The disk manufacturers all seem to be competing with each other in who can produce the most crappy USB implementations, so I sympathize with your hard drive problems.
One possibility that may work (depending on your situation) is a shareware app called Time Machine Scheduler. This allows you to schedule Time Machine backups at a different rate from once an hour, BUT, more importantly, it handles backups to an unmounted drive.
The way it works is
- you run the app and set up a schedule, making sure you tick the box that says "handle unmounted volume"
- you then go to the Time Machine prefs pane and SWITCH OFF the big button for Time Machine. (This is important. If you don't do this, things won't work.) What that button switches off is not really Time Machine, but the scheduler for Time Machine, which doesn't matter since we have a new scheduler.

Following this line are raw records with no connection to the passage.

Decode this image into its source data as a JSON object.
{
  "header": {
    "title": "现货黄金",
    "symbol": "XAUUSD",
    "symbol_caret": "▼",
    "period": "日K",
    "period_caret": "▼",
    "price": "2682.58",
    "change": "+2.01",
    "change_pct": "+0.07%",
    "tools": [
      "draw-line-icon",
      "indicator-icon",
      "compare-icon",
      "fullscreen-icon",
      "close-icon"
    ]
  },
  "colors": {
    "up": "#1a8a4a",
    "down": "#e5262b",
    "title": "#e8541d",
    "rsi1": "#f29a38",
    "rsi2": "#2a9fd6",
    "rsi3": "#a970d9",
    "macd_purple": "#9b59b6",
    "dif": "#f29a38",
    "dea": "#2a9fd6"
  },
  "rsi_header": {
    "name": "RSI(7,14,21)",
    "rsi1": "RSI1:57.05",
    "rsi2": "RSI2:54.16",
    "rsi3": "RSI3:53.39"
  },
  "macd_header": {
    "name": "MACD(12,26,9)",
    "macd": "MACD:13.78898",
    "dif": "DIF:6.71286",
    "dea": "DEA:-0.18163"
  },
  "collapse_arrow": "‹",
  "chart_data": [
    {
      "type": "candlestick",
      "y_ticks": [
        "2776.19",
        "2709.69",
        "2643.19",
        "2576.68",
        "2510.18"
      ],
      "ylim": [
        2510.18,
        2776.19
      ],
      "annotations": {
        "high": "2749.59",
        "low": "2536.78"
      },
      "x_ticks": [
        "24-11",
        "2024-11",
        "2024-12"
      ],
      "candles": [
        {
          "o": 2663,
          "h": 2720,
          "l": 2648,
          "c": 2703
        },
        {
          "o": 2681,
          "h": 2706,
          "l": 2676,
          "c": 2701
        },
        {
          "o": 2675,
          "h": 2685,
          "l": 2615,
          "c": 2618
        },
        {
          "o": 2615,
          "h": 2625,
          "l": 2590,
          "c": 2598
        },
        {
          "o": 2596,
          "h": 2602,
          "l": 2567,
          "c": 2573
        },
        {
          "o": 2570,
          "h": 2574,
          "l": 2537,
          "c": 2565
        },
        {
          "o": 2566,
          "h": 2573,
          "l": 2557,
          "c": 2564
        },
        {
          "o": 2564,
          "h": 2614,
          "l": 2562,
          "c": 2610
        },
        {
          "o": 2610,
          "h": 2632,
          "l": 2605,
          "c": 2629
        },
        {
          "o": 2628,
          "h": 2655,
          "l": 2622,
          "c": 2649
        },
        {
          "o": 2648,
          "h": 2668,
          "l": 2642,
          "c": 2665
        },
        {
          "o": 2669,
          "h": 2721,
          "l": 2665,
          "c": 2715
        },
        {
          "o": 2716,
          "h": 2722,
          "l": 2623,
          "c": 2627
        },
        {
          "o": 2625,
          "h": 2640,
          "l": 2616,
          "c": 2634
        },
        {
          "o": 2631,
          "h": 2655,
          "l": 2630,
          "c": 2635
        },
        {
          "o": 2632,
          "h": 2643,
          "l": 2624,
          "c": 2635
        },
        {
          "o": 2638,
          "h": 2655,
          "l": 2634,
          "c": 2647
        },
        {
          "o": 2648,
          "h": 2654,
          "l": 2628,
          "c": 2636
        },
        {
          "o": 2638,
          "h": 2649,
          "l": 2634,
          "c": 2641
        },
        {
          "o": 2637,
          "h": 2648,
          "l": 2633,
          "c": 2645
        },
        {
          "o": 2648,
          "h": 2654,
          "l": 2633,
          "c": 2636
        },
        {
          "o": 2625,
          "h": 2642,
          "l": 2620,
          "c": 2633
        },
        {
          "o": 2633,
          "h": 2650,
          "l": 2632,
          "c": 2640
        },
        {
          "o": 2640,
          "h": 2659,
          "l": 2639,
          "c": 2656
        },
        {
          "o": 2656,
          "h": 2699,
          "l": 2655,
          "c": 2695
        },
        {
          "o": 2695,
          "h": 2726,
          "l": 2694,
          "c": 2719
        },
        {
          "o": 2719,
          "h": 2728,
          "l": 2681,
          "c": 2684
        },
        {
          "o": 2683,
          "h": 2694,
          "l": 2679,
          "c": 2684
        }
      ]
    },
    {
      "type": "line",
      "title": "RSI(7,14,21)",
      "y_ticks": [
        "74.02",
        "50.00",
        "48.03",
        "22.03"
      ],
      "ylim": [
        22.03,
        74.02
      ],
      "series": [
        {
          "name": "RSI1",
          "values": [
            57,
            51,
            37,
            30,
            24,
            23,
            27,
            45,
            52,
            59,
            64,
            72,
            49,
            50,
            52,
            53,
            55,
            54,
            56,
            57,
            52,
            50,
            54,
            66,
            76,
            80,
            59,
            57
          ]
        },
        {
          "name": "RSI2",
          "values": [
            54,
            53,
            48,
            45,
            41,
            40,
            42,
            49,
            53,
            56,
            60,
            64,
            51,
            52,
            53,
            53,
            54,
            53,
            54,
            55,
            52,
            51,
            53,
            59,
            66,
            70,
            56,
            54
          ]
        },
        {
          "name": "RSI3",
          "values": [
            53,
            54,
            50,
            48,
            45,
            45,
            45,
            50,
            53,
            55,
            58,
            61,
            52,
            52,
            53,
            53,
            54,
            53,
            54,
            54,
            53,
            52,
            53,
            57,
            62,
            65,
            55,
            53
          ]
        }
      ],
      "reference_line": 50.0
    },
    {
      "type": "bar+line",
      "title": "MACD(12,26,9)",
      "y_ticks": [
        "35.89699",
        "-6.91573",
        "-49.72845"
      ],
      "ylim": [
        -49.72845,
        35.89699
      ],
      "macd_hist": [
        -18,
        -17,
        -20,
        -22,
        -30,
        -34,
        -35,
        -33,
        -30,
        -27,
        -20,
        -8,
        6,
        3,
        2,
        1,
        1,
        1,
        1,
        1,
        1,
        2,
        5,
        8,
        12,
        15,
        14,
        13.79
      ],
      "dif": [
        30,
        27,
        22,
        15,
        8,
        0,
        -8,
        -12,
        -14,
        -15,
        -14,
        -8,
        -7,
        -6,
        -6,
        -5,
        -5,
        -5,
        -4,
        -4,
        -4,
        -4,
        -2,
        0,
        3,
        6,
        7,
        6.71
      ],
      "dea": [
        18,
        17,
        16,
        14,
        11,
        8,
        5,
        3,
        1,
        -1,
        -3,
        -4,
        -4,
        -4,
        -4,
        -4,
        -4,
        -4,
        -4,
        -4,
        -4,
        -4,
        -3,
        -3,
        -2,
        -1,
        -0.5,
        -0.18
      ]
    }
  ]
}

- unmount your time machine volume.
Now, once an hour or every twelve hours, or whatever you choose, your Time Machine volume will be mounted, will backup, then will unmount. This is safer (drive is not visible on the desktop to be screwed with), is less cluttery, and saves power if your drive is one that spins down when it is unmounted. (It should, but see my point above about the sheer crapulence in this field, and brand names are no guarantee of competence.)
I performed an analysis of all my hard drives and grouped them from the best (spins down automatically when not in use, no matter what the CPU is doing) to the absolute worst (drives by fabrik CAN NOT BE SPUN DOWN because if you do so, there is a 10% chance when they power up that they will be corrupt beyond recognition) with various intermediate shades (like drives that simply do not spin down and reduce power, even when they are ejected or the CPU is put to sleep).
I then re-arranged my drive usage across all the drives bearing these facts in mind. eg the drives that can't be spun down I hooked up to my media mac (which uses low power, and which is generally in use one way or another most of the time, so I set I to never sleep, and never sleep the HDs).
The drives that never reduce power I set up as archive drives, so that most of the time they are switched off.
And the generally reasonable drives I hooked up so that the CPUs power down drives when possible, and all have their time machine volumes running unmounted now, mainly backing up every twelve hours rather than every hour.
This was something I should have down a while ago, and is definitely worth it. I used to have about five fans running to cool various crappy drives; with this new system no fans are necessary since all the worst power drives are usually switched off, or unmounted. I'm probably saving 100 to 150W 24/7 which is nothing to sneer at, and keeps the house a little cooler.
I'd recommend anyone with multiple external drives perform this sort of analysis and rebalancing.